Крайне важно должное методическое обеспечение судебно-психиатрической дея­тельности в целом. Ориентировочная систематика методов обследования подэк-спертного может выглядеть следующим образом.

Клинические методы: психопатологический (анамнез, катамнез, интервью, феноменологическое описание); динамическое наблюдение; диагностическое шка­лирование; психолингвистический анализ (включая диагностическую графологию); квалификация и интерпретация.

При очной экспертизе особым объектом исследования является сам подэксперт-ный, описание психического состояние которого считается центральным элементом экспертного исследования. По мнению А. А. Эйсмана (1967), обоснование экспер­том своего заключения представляет собой доказывание в широком смысле слова, а само по себе доказывание — это по сути процесс, с помощью которого из одних уже известных и проверенных положений выводятся другие, требующие обоснования. Таким образом, предполагается, что судебно-следственные органы предоставляют эксперту обнаруженные факты по делу, на основании которых эксперт, исходя из своих специальных познаний, устанавливает и обосновывает наличие или отсутствие других фактов. Однако при психиатрической экспертизе объектом экспертного ис­следования являются не только материалы уголовного дела (т.е. установленные судебно-следственными органами факты), но и сам субъект правонарушения, ко­торый не является ни фактом, ни процессуально закрепленным доказательством. Если в материалах дела и медицинской документации содержатся данные, свиде­тельствующие о наличии у подэкспертного психического расстройства, то психи­атрическое обследование позволяет получить новые сведения, подтверждающие или уточняющие этот факт. Кроме того, оно устанавливает степень выраженности существующего расстройства на момент обследования и меру его дисрегулирующего влияния на поведение подэкспертного и осознание им своих действий в исследуе­мых конкретных юридических ситуациях. Если же таких данных в представленных судебно-следственными органами материалах не содержится, то эксперты (психиатр и психолог), исследуя психику подэкспертного, устанавливают новый факт. Таким образом, только в заключении эксперта данные, характеризующие состояние пси­хики подэкспертного, становятся фактом, а уже на его основе строятся и другие экспертные выводы.

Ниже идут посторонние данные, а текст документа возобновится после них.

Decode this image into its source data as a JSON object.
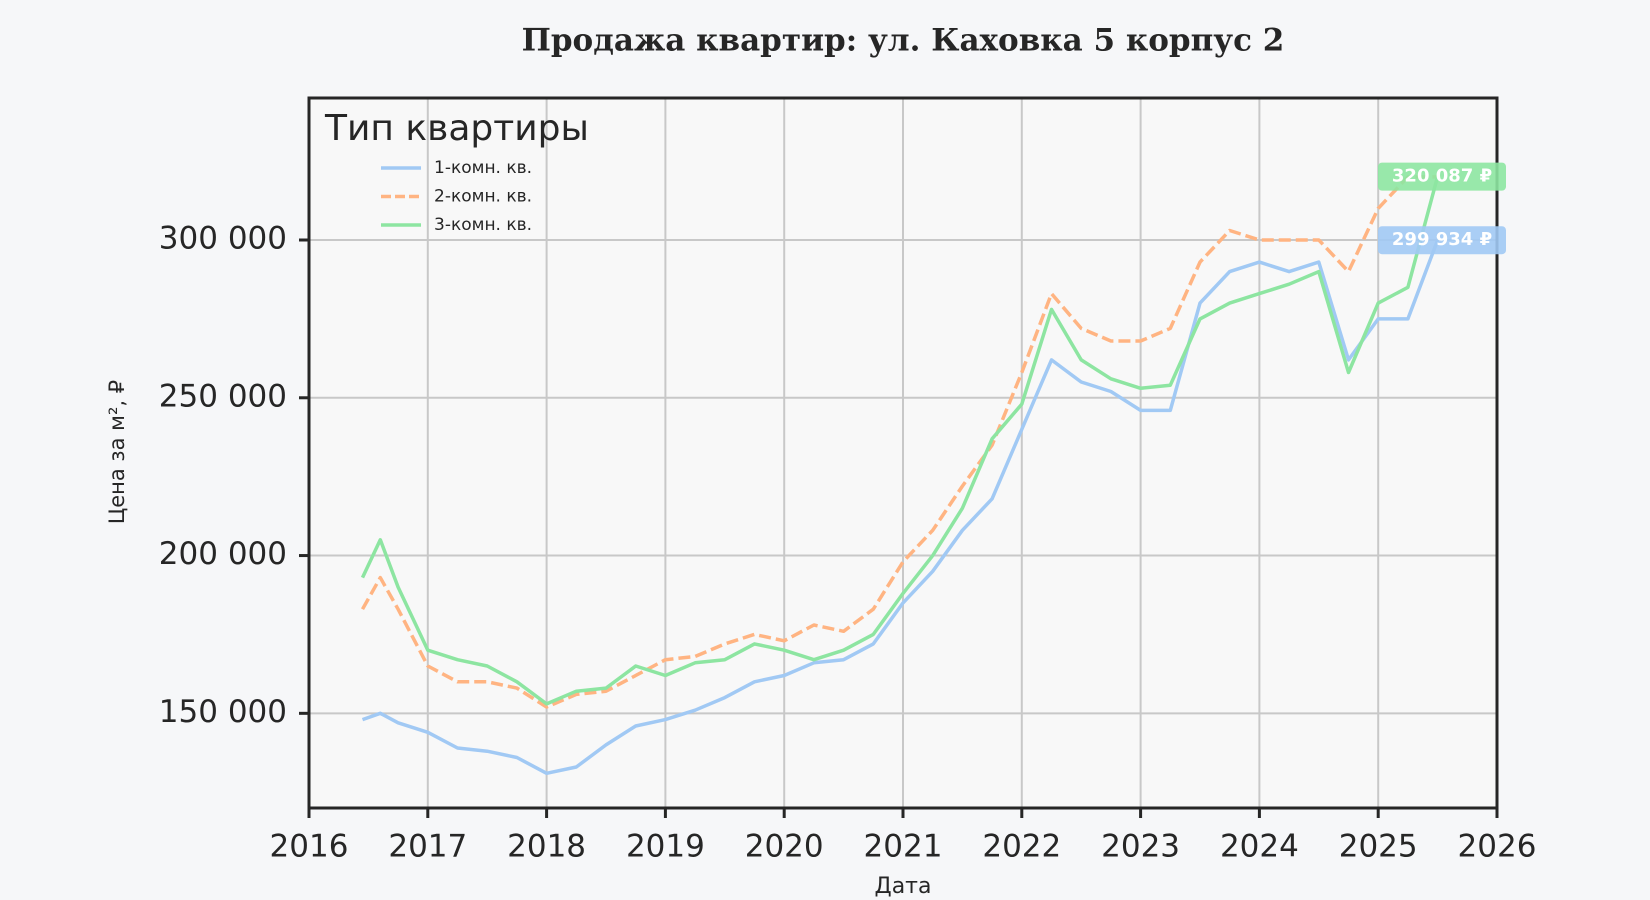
{
  "chart_data": {
    "type": "line",
    "title": "Продажа квартир: ул. Каховка 5 корпус 2",
    "x_label": "Дата",
    "y_label": "Цена за м², ₽",
    "legend_title": "Тип квартиры",
    "legend": "upper left",
    "grid": true,
    "x": [
      2016.45,
      2016.6,
      2016.75,
      2017.0,
      2017.25,
      2017.5,
      2017.75,
      2018.0,
      2018.25,
      2018.5,
      2018.75,
      2019.0,
      2019.25,
      2019.5,
      2019.75,
      2020.0,
      2020.25,
      2020.5,
      2020.75,
      2021.0,
      2021.25,
      2021.5,
      2021.75,
      2022.0,
      2022.25,
      2022.5,
      2022.75,
      2023.0,
      2023.25,
      2023.5,
      2023.75,
      2024.0,
      2024.25,
      2024.5,
      2024.75,
      2025.0,
      2025.25,
      2025.5
    ],
    "xlim": [
      2016,
      2026
    ],
    "xticks": [
      2016,
      2017,
      2018,
      2019,
      2020,
      2021,
      2022,
      2023,
      2024,
      2025,
      2026
    ],
    "ylim": [
      120000,
      345000
    ],
    "yticks": [
      {
        "value": 150000,
        "label": "150 000"
      },
      {
        "value": 200000,
        "label": "200 000"
      },
      {
        "value": 250000,
        "label": "250 000"
      },
      {
        "value": 300000,
        "label": "300 000"
      }
    ],
    "series": [
      {
        "name": "1-комн. кв.",
        "color": "#a1c9f4",
        "dashed": false,
        "values": [
          148000,
          150000,
          147000,
          144000,
          139000,
          138000,
          136000,
          131000,
          133000,
          140000,
          146000,
          148000,
          151000,
          155000,
          160000,
          162000,
          166000,
          167000,
          172000,
          185000,
          195000,
          208000,
          218000,
          240000,
          262000,
          255000,
          252000,
          246000,
          246000,
          280000,
          290000,
          293000,
          290000,
          293000,
          262000,
          275000,
          275000,
          299934
        ],
        "value_labels": [
          null,
          null,
          null,
          null,
          null,
          null,
          null,
          null,
          null,
          null,
          null,
          null,
          null,
          null,
          null,
          null,
          null,
          null,
          null,
          null,
          null,
          null,
          null,
          null,
          null,
          null,
          null,
          null,
          null,
          null,
          null,
          null,
          null,
          null,
          null,
          null,
          null,
          "299 934 ₽"
        ]
      },
      {
        "name": "2-комн. кв.",
        "color": "#ffb482",
        "dashed": true,
        "values": [
          183000,
          193000,
          183000,
          165000,
          160000,
          160000,
          158000,
          152000,
          156000,
          157000,
          162000,
          167000,
          168000,
          172000,
          175000,
          173000,
          178000,
          176000,
          183000,
          198000,
          208000,
          222000,
          235000,
          258000,
          283000,
          272000,
          268000,
          268000,
          272000,
          293000,
          303000,
          300000,
          300000,
          300000,
          290000,
          310000,
          320000,
          320000
        ]
      },
      {
        "name": "3-комн. кв.",
        "color": "#8de5a1",
        "dashed": false,
        "values": [
          193000,
          205000,
          190000,
          170000,
          167000,
          165000,
          160000,
          153000,
          157000,
          158000,
          165000,
          162000,
          166000,
          167000,
          172000,
          170000,
          167000,
          170000,
          175000,
          188000,
          200000,
          215000,
          237000,
          248000,
          278000,
          262000,
          256000,
          253000,
          254000,
          275000,
          280000,
          283000,
          286000,
          290000,
          258000,
          280000,
          285000,
          320087
        ],
        "value_labels": [
          null,
          null,
          null,
          null,
          null,
          null,
          null,
          null,
          null,
          null,
          null,
          null,
          null,
          null,
          null,
          null,
          null,
          null,
          null,
          null,
          null,
          null,
          null,
          null,
          null,
          null,
          null,
          null,
          null,
          null,
          null,
          null,
          null,
          null,
          null,
          null,
          null,
          "320 087 ₽"
        ]
      }
    ]
  }
}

Особенности диалогового метода и изложения психического статуса в судебной психиатрии (исключительно феноменологический принцип описания, включающе­го дифференциально-диагностические элементы и затрагивающего необходимый объем юридически релевантных компонентов состояния и т.д.) заслуживает от­дельного внимания.



Часть I. Теоретические и организационные основы судебной психиатрии


Специфика диагностического процесса в психиатрии определяется основным ее предметом — психическими расстройствами в их объективных и субъективных про-явлениях, что задает и своеобразие ее гносеологии, сочетающей методы естественно­научного и гуманитарного познания. К. Ясперс (1997) довольно категорично отметал сомнения в правомерности опоры на субъективные диагностические признаки, говоря, что тем, кто готов признать «объективным» только то, «что может быть воспринято чувствами, но не то, что может быть осмыслено и понято с помощью чувств... лучше было бы не выступать в качестве судебно-психиатрических экспертов, поскольку они в этом деле ничего не смыслят: компетентное мнение они могут высказать разве что о мозге, но ни в коем случае о душе», а упреки в субъективизме расценивал как «бесплодный нигилизм людей, убеждающих себя в том, что в их некомпетентности виноват предмет их исследования, а не они сами».

Если диагностика объективных проявлений психических расстройств характе­ризуется постепенным расширением своего арсенала, то менее заметны перемены в технике психопатологического исследования ввиду ее ограниченности (расспрос, наблюдение, описание, квалификация, анамнез).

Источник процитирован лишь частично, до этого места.